AGENCY:
Environmental Protection Agency (EPA).
ACTION:
Final rule.
SUMMARY:
This regulation establishes tolerances for residues of indaziflam in or on multiple commodities which are identified and discussed later in this document. Bayer CropScience requested these tolerances under the Federal Food, Drug, and Cosmetic Act (FFDCA).
DATES:
This regulation is effective June 24, 2020. Objections and requests for hearings must be received on or before August 24, 2020, and must be filed in accordance with the instructions provided in 40 CFR part 178 (see also Unit I.C. of the SUPPLEMENTARY INFORMATION).
ADDRESSES:
The docket for this action, identified by docket identification (ID) number EPA-HQ-OPP-2020-0045, is available at http://www.regulations.gov or at the Office of Pesticide Programs Regulatory Public Docket (OPP Docket) in the Environmental Protection Agency Docket Center (EPA/DC), West William Jefferson Clinton Bldg., Rm. 3334, 1301 Constitution Ave. NW, Washington, DC 20460-0001. The Public Reading Room is open from 8:30 a.m. to 4:30 p.m., Monday through Friday, excluding legal holidays. The telephone number for the Public Reading Room is (202) 566-1744, and the telephone number for the OPP Docket is (703) 305-5805.

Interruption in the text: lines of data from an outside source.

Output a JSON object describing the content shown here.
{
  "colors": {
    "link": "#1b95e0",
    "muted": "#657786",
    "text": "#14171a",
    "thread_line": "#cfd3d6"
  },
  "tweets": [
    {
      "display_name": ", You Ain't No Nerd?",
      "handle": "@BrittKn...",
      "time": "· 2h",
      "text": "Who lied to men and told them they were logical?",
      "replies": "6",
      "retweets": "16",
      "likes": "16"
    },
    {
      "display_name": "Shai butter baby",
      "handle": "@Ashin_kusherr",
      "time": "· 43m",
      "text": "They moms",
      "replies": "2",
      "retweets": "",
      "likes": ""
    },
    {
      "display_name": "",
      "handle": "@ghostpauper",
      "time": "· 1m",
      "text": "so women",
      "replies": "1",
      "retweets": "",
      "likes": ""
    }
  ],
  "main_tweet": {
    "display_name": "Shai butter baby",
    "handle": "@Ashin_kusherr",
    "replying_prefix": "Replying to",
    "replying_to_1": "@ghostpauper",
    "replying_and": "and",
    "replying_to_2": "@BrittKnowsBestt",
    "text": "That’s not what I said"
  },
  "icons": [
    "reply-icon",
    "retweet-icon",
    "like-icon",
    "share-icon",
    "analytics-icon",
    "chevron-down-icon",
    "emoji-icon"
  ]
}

Please note that due to the public health emergency the EPA Docket Center (EPA/DC) and Reading Room was closed to public visitors on March 31, 2020. Our EPA/DC staff will continue to provide customer service via email, phone, and webform. For further information on EPA/DC services, docket contact information and the current status of the EPA/DC and Reading Room, please visit https://www.epa.gov/dockets .
FOR FURTHER INFORMATION CONTACT:
Michael Goodis, Registration Division (7505P), Office of Pesticide Programs, Environmental Protection Agency, 1200 Pennsylvania Ave. NW, Washington, DC 20460-0001; main telephone number: (703) 305-7090; email address: RDFRNotices@epa.gov.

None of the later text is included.